Todor Diev
- Interactive map of Todor Diev
- Full name: Stadion Todor Diev
- Capacity: 3,548

Construction
- Built: 1925–26
- Opened: 1926

Tenants
- Botev Plovdiv (1926–1949) Spartak Plovdiv (1949–present)

= Stadion Todor Diev =

Football stadium in Plovdiv, Bulgaria

Todor Diev Stadium (Стадион „Тодор Диев“, "Ухото") is a football stadium in Plovdiv, Bulgaria, located in the south urban area of Kichuk Parizh.

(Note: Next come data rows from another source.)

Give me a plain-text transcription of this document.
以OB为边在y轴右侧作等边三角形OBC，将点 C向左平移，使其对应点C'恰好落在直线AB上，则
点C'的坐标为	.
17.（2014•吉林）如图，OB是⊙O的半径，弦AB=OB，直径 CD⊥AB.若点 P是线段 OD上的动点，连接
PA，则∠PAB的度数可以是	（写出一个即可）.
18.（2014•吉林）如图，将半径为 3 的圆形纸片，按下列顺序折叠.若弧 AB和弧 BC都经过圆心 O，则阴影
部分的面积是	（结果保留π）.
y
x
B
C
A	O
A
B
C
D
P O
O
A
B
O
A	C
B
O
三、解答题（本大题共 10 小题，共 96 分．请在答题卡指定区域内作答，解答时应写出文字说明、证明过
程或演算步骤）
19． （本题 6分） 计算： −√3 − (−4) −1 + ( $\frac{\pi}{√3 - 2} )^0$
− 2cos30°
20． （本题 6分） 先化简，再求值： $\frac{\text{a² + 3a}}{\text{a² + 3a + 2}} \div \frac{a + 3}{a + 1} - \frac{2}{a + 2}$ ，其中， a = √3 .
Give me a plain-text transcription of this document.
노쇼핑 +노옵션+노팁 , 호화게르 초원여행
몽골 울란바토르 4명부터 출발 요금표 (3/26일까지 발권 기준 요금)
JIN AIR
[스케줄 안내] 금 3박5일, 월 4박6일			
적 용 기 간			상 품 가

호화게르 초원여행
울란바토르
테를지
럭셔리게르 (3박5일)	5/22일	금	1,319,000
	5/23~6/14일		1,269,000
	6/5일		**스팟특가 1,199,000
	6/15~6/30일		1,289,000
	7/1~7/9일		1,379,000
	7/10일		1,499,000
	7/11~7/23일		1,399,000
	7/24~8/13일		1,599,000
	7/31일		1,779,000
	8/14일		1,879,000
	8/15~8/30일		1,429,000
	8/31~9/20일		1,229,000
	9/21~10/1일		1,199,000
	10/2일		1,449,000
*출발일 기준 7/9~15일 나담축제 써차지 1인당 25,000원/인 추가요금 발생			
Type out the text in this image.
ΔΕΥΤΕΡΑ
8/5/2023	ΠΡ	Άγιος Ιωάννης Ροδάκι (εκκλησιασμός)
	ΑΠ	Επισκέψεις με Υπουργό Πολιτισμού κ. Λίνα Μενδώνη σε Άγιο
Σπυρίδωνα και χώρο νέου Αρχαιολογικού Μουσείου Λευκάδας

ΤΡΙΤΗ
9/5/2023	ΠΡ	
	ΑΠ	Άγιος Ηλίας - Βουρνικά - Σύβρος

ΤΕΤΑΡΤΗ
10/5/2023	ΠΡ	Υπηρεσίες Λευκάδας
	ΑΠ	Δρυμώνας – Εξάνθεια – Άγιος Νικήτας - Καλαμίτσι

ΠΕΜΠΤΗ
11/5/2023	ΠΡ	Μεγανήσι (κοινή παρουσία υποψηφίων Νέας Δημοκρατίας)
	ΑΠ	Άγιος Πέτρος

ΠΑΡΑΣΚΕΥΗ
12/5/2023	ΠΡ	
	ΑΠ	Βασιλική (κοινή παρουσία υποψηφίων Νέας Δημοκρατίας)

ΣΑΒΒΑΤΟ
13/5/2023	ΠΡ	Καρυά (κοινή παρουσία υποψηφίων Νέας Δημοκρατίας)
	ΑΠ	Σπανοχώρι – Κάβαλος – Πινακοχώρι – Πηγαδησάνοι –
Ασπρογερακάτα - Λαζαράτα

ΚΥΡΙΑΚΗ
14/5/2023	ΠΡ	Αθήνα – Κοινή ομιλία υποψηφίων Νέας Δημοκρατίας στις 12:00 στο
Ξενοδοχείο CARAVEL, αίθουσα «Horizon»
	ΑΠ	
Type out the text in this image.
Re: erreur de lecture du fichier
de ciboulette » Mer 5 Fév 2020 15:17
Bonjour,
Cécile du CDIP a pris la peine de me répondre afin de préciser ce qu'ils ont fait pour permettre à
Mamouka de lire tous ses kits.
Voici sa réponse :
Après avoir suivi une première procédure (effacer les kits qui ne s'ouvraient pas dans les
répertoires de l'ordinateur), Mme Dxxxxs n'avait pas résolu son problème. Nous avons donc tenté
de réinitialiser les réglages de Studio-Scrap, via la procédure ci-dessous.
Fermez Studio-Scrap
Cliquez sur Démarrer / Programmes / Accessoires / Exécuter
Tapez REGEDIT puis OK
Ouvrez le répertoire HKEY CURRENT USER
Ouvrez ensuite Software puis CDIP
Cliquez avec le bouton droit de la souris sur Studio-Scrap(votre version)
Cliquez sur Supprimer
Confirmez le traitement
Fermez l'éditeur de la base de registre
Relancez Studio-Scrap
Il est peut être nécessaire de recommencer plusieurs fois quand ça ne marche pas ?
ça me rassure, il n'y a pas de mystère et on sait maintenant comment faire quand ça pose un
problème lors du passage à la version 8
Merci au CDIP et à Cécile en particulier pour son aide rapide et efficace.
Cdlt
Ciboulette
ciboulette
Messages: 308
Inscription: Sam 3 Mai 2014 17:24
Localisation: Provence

The stadium opened in 1926 as a multi-sport venue of the domestic sport giant Botev Plovdiv. In 1949 the stadium was nationalized by the communist authorities and later same year was given to the recently established FC Spartak Plovdiv. The stadium was redeveloped in the period 1982–84. Presently the stadium holds 3,500 people, with more standing room, and continues to be the home ground of Spartak. The stadium is named after Todor Diev, the greatest player in Spartak's history.

The stadium's highest recorded attendance of 11,353 was in a Bulgarian Cup semi-final game against Blagoevgrad`s FC Pirin (0:0) on 27 April 1994.

The stadium is also known as Plovdiv's Loftus Road - a tribute to the English team QPR, which plays in the same hooped kit as Spartak.